Earlier this month, Statistics Canada revealed that Canada had entered a per capita recession going by real gross domestic product (GDP) per capita. Meanwhile, Canada has also experienced a steady decline in its standard of living that is poised to worsen in the years to come. Investors might want to prepare for rough times in the months and potentially years ahead. In this environment, it is a good idea to snatch up a high-yield recession-resistant dividend stock.
Corby Spirit and Wine (TSX:CSW.A) is an undervalued dividend stock that I’m happy to own for the long haul. This Toronto-based company manufactures, markets, and imports spirits and wines in Canada, the United States, the United Kingdom, and around the world. This dividend stock has dipped 3.3% over the past month as of close on May 25. Its shares are down 8.4% in the year-to-date period.
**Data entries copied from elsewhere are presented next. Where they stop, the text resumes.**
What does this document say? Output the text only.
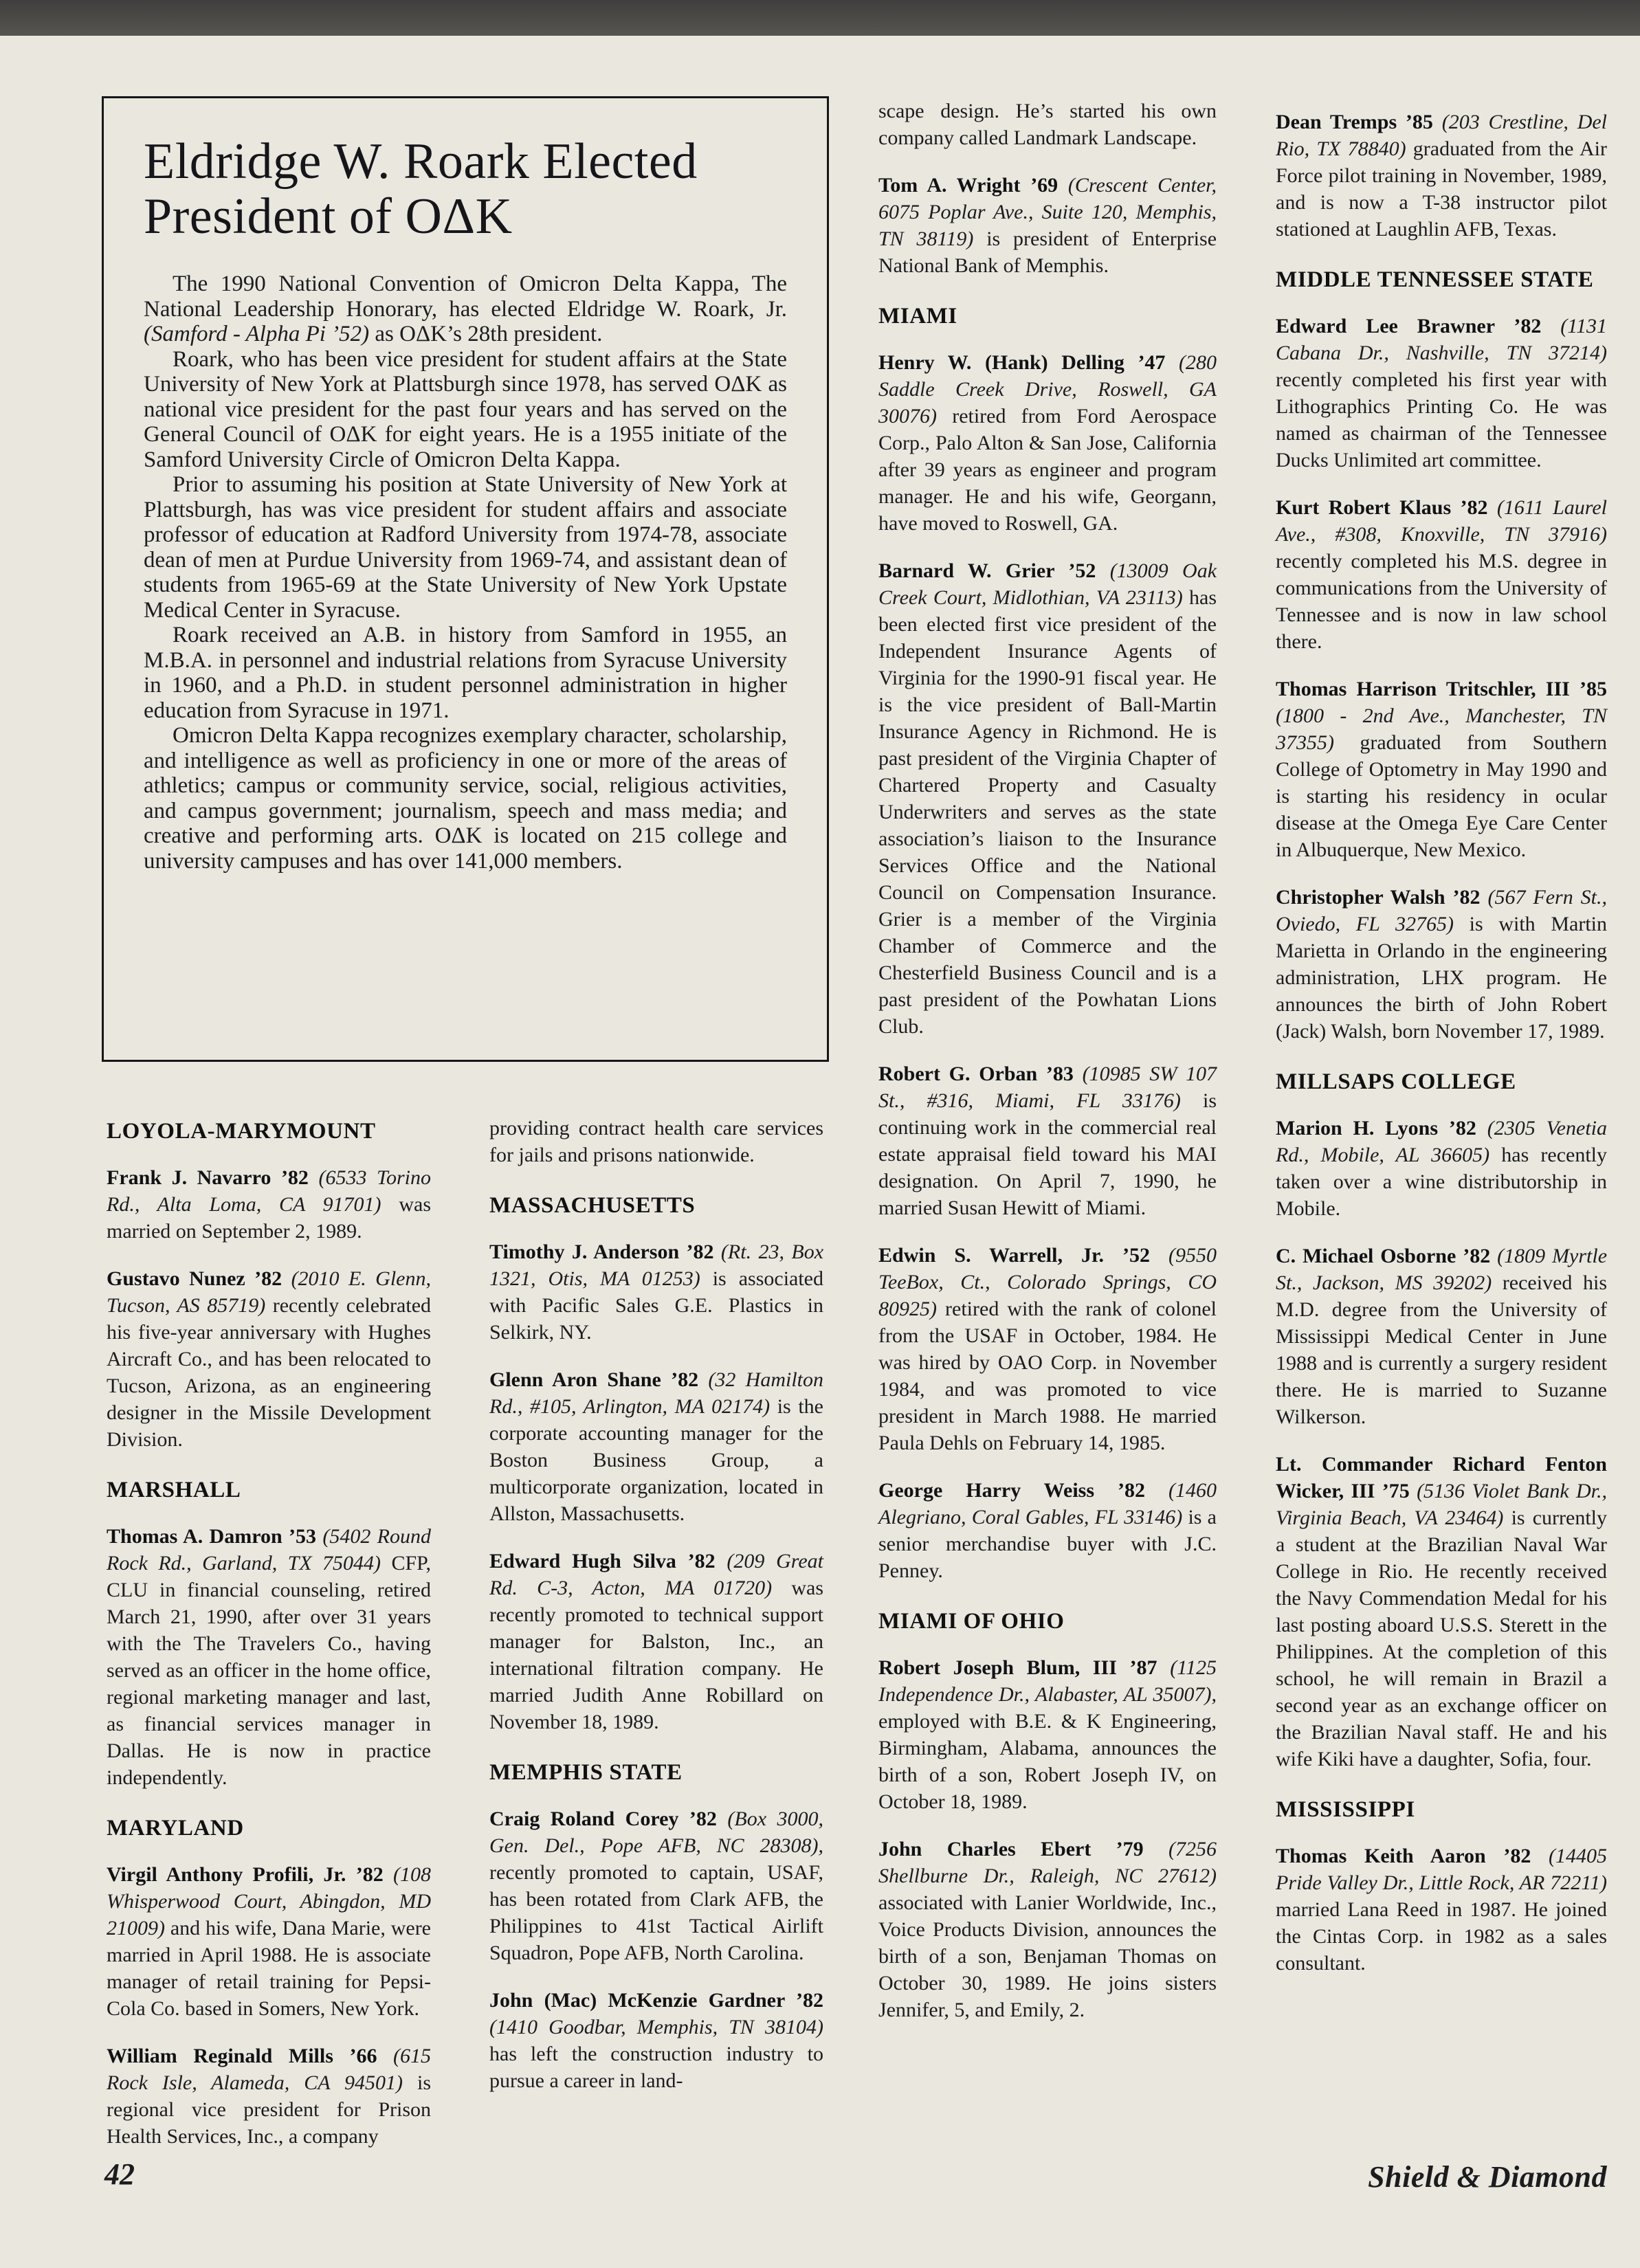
Eldridge W. Roark Elected
President of OΔK

The 1990 National Convention of Omicron Delta Kappa, The National Leadership Honorary, has elected Eldridge W. Roark, Jr. (Samford - Alpha Pi ’52) as OΔK’s 28th president.

Roark, who has been vice president for student affairs at the State University of New York at Plattsburgh since 1978, has served OΔK as national vice president for the past four years and has served on the General Council of OΔK for eight years. He is a 1955 initiate of the Samford University Circle of Omicron Delta Kappa.

Prior to assuming his position at State University of New York at Plattsburgh, has was vice president for student affairs and associate professor of education at Radford University from 1974-78, associate dean of men at Purdue University from 1969-74, and assistant dean of students from 1965-69 at the State University of New York Upstate Medical Center in Syracuse.

Roark received an A.B. in history from Samford in 1955, an M.B.A. in personnel and industrial relations from Syracuse University in 1960, and a Ph.D. in student personnel administration in higher education from Syracuse in 1971.

Omicron Delta Kappa recognizes exemplary character, scholarship, and intelligence as well as proficiency in one or more of the areas of athletics; campus or community service, social, religious activities, and campus government; journalism, speech and mass media; and creative and performing arts. OΔK is located on 215 college and university campuses and has over 141,000 members.

LOYOLA-MARYMOUNT

Frank J. Navarro ’82 (6533 Torino Rd., Alta Loma, CA 91701) was married on September 2, 1989.

Gustavo Nunez ’82 (2010 E. Glenn, Tucson, AS 85719) recently celebrated his five-year anniversary with Hughes Aircraft Co., and has been relocated to Tucson, Arizona, as an engineering designer in the Missile Development Division.

MARSHALL

Thomas A. Damron ’53 (5402 Round Rock Rd., Garland, TX 75044) CFP, CLU in financial counseling, retired March 21, 1990, after over 31 years with the The Travelers Co., having served as an officer in the home office, regional marketing manager and last, as financial services manager in Dallas. He is now in practice independently.

MARYLAND

Virgil Anthony Profili, Jr. ’82 (108 Whisperwood Court, Abingdon, MD 21009) and his wife, Dana Marie, were married in April 1988. He is associate manager of retail training for Pepsi-Cola Co. based in Somers, New York.

William Reginald Mills ’66 (615 Rock Isle, Alameda, CA 94501) is regional vice president for Prison Health Services, Inc., a company

providing contract health care services for jails and prisons nationwide.

MASSACHUSETTS

Timothy J. Anderson ’82 (Rt. 23, Box 1321, Otis, MA 01253) is associated with Pacific Sales G.E. Plastics in Selkirk, NY.

Glenn Aron Shane ’82 (32 Hamilton Rd., #105, Arlington, MA 02174) is the corporate accounting manager for the Boston Business Group, a multicorporate organization, located in Allston, Massachusetts.

Edward Hugh Silva ’82 (209 Great Rd. C-3, Acton, MA 01720) was recently promoted to technical support manager for Balston, Inc., an international filtration company. He married Judith Anne Robillard on November 18, 1989.

MEMPHIS STATE

Craig Roland Corey ’82 (Box 3000, Gen. Del., Pope AFB, NC 28308), recently promoted to captain, USAF, has been rotated from Clark AFB, the Philippines to 41st Tactical Airlift Squadron, Pope AFB, North Carolina.

John (Mac) McKenzie Gardner ’82 (1410 Goodbar, Memphis, TN 38104) has left the construction industry to pursue a career in land-

scape design. He’s started his own company called Landmark Landscape.

Tom A. Wright ’69 (Crescent Center, 6075 Poplar Ave., Suite 120, Memphis, TN 38119) is president of Enterprise National Bank of Memphis.

MIAMI

Henry W. (Hank) Delling ’47 (280 Saddle Creek Drive, Roswell, GA 30076) retired from Ford Aerospace Corp., Palo Alton & San Jose, California after 39 years as engineer and program manager. He and his wife, Georgann, have moved to Roswell, GA.

Barnard W. Grier ’52 (13009 Oak Creek Court, Midlothian, VA 23113) has been elected first vice president of the Independent Insurance Agents of Virginia for the 1990-91 fiscal year. He is the vice president of Ball-Martin Insurance Agency in Richmond. He is past president of the Virginia Chapter of Chartered Property and Casualty Underwriters and serves as the state association’s liaison to the Insurance Services Office and the National Council on Compensation Insurance. Grier is a member of the Virginia Chamber of Commerce and the Chesterfield Business Council and is a past president of the Powhatan Lions Club.

Robert G. Orban ’83 (10985 SW 107 St., #316, Miami, FL 33176) is continuing work in the commercial real estate appraisal field toward his MAI designation. On April 7, 1990, he married Susan Hewitt of Miami.

Edwin S. Warrell, Jr. ’52 (9550 TeeBox, Ct., Colorado Springs, CO 80925) retired with the rank of colonel from the USAF in October, 1984. He was hired by OAO Corp. in November 1984, and was promoted to vice president in March 1988. He married Paula Dehls on February 14, 1985.

George Harry Weiss ’82 (1460 Alegriano, Coral Gables, FL 33146) is a senior merchandise buyer with J.C. Penney.

MIAMI OF OHIO

Robert Joseph Blum, III ’87 (1125 Independence Dr., Alabaster, AL 35007), employed with B.E. & K Engineering, Birmingham, Alabama, announces the birth of a son, Robert Joseph IV, on October 18, 1989.

John Charles Ebert ’79 (7256 Shellburne Dr., Raleigh, NC 27612) associated with Lanier Worldwide, Inc., Voice Products Division, announces the birth of a son, Benjaman Thomas on October 30, 1989. He joins sisters Jennifer, 5, and Emily, 2.

Dean Tremps ’85 (203 Crestline, Del Rio, TX 78840) graduated from the Air Force pilot training in November, 1989, and is now a T-38 instructor pilot stationed at Laughlin AFB, Texas.

MIDDLE TENNESSEE STATE

Edward Lee Brawner ’82 (1131 Cabana Dr., Nashville, TN 37214) recently completed his first year with Lithographics Printing Co. He was named as chairman of the Tennessee Ducks Unlimited art committee.

Kurt Robert Klaus ’82 (1611 Laurel Ave., #308, Knoxville, TN 37916) recently completed his M.S. degree in communications from the University of Tennessee and is now in law school there.

Thomas Harrison Tritschler, III ’85 (1800 - 2nd Ave., Manchester, TN 37355) graduated from Southern College of Optometry in May 1990 and is starting his residency in ocular disease at the Omega Eye Care Center in Albuquerque, New Mexico.

Christopher Walsh ’82 (567 Fern St., Oviedo, FL 32765) is with Martin Marietta in Orlando in the engineering administration, LHX program. He announces the birth of John Robert (Jack) Walsh, born November 17, 1989.

MILLSAPS COLLEGE

Marion H. Lyons ’82 (2305 Venetia Rd., Mobile, AL 36605) has recently taken over a wine distributorship in Mobile.

C. Michael Osborne ’82 (1809 Myrtle St., Jackson, MS 39202) received his M.D. degree from the University of Mississippi Medical Center in June 1988 and is currently a surgery resident there. He is married to Suzanne Wilkerson.

Lt. Commander Richard Fenton Wicker, III ’75 (5136 Violet Bank Dr., Virginia Beach, VA 23464) is currently a student at the Brazilian Naval War College in Rio. He recently received the Navy Commendation Medal for his last posting aboard U.S.S. Sterett in the Philippines. At the completion of this school, he will remain in Brazil a second year as an exchange officer on the Brazilian Naval staff. He and his wife Kiki have a daughter, Sofia, four.

MISSISSIPPI

Thomas Keith Aaron ’82 (14405 Pride Valley Dr., Little Rock, AR 72211) married Lana Reed in 1987. He joined the Cintas Corp. in 1982 as a sales consultant.

42	Shield & Diamond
In the first quarter of fiscal 2023, Corby delivered revenue growth of 7% on the back of strong consumer demand and pricing initiatives. Moreover, net earnings increased 12% due to similar factors. Historically, alcohol consumption has spiked during the early periods of an economic pullback. Of course, a long-term drawback poses a risk to all industries.
Shares of Corby currently possesses a favourable price-to-earnings ratio of 18. Meanwhile, Corby offers a quarterly dividend of $0.22 per share. That represents a very strong 5.6% yield. This company boasts an immaculate balance sheet and is well worth targeting in late May 2023.